Being a mayor can be pretty boring. It generally involves an awful lot of meetings, with an awful lot of people wearing an awful lot of suits. But for one day last weekend, mayors and members of local government in Japan ditched their serious trappings and dressed up as ninjas.
Now obviously this was all a publicity stunt. Ahead of Tokyo’s 2020 Olympics, leaders from Japan’s Mie, Siga and Kanagawa prefectures are hoping to boost tourism by forming a (get this) “ninja council”.
As far as we can tell, this will involve running a special ninja website, holding ninja events throughout the country and promoting relevant tourist destinations like the “Ninja Village” theme park or the Mie region’s ninja museum.
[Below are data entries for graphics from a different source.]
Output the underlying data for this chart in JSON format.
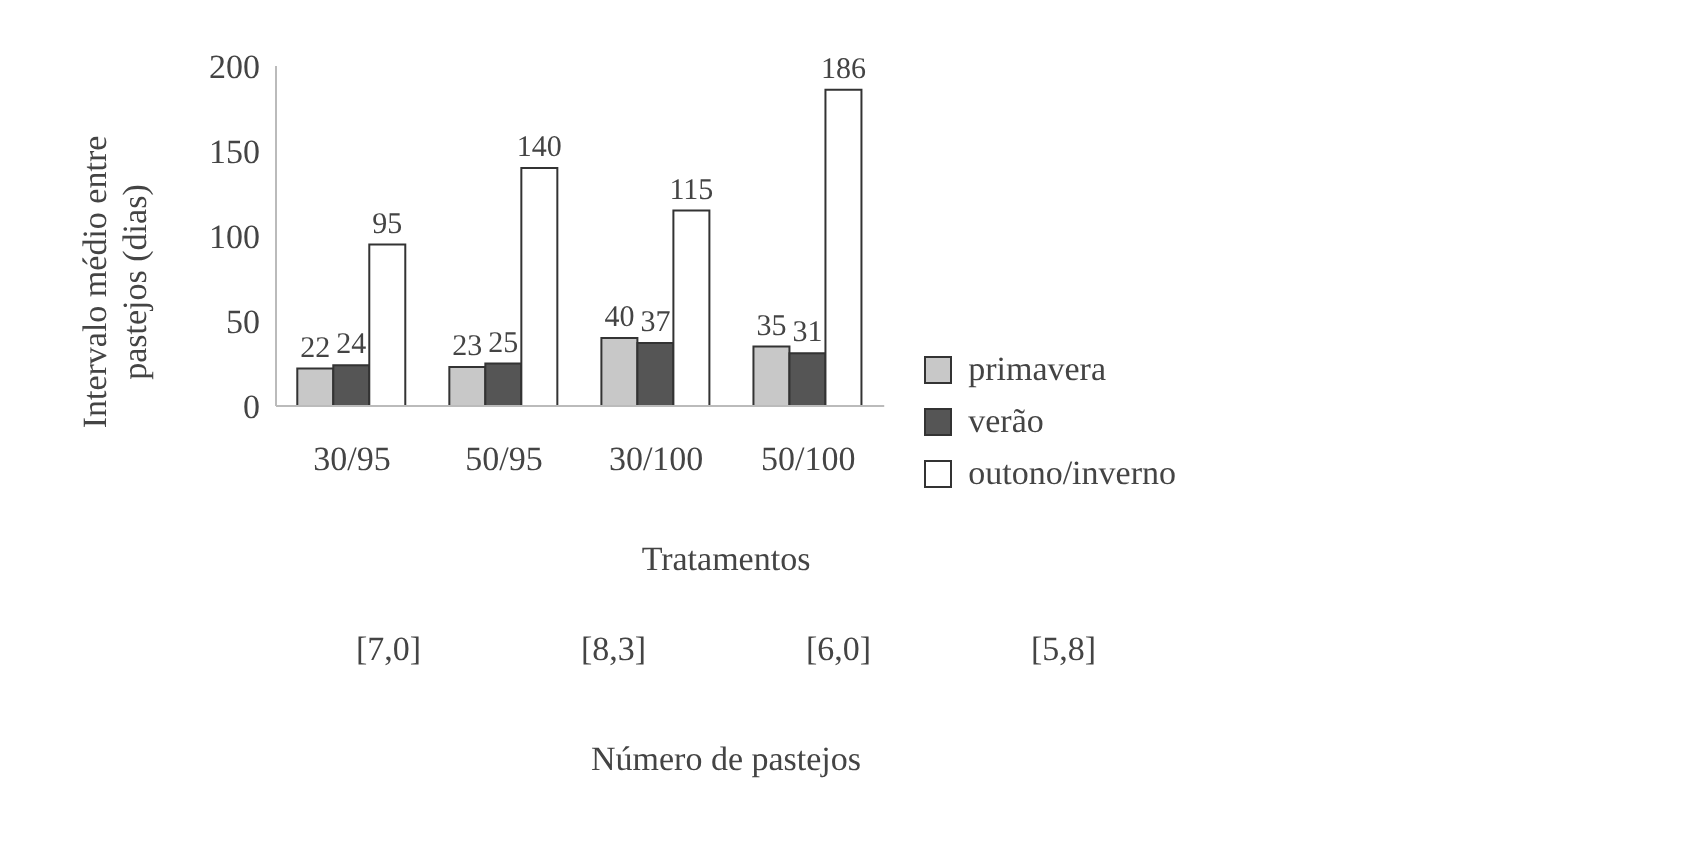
{
  "chart_data": {
    "type": "bar",
    "ylabel": "Intervalo médio entre pastejos (dias)",
    "xlabel": "Tratamentos",
    "categories": [
      "30/95",
      "50/95",
      "30/100",
      "50/100"
    ],
    "series": [
      {
        "name": "primavera",
        "color": "#c8c8c8",
        "values": [
          22,
          23,
          40,
          35
        ]
      },
      {
        "name": "verão",
        "color": "#555555",
        "values": [
          24,
          25,
          37,
          31
        ]
      },
      {
        "name": "outono/inverno",
        "color": "#ffffff",
        "values": [
          95,
          140,
          115,
          186
        ]
      }
    ],
    "ylim": [
      0,
      200
    ],
    "yticks": [
      0,
      50,
      100,
      150,
      200
    ],
    "data_labels": true,
    "legend": "right",
    "annotations": [
      "[7,0]",
      "[8,3]",
      "[6,0]",
      "[5,8]",
      "Número de pastejos"
    ]
  }
}
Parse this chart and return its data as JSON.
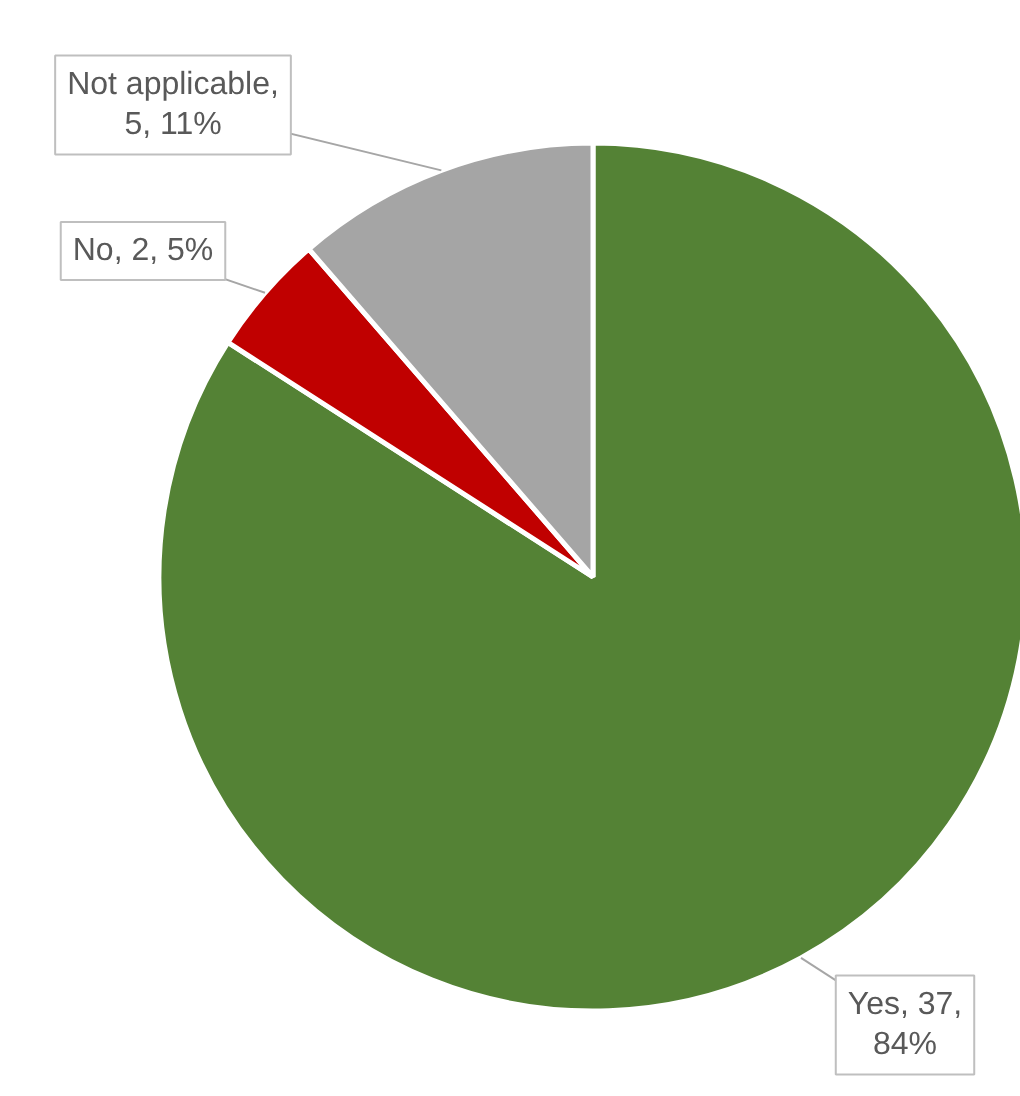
{
  "chart_data": {
    "type": "pie",
    "categories": [
      "Yes",
      "No",
      "Not applicable"
    ],
    "values": [
      37,
      2,
      5
    ],
    "colors": [
      "#548235",
      "#c00000",
      "#a5a5a5"
    ],
    "value_labels": [
      ", 37, 84%",
      ", 2, 5%",
      ", 5, 11%"
    ]
  }
}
It’s basically all ninja, all the time.
According to Hiroshi Mizohata, part of the council and former head of the Japan Tourism Agency, the move is in answer to popular demand: as he told the Japan Times, ninjas are a subject that “always comes up” when the Agengy promotes tourism abroad. This is despite the fact the black clad feudal-era spies are only mentioned in a few dubious historical records, Japan’s ninja academies were all set up in the 20th century, and some argue they never existed at all,
These historical question marks probably won’t bother the mayors too much, though: in this picture, most of them appear to have mixed up ninjas with James Bond.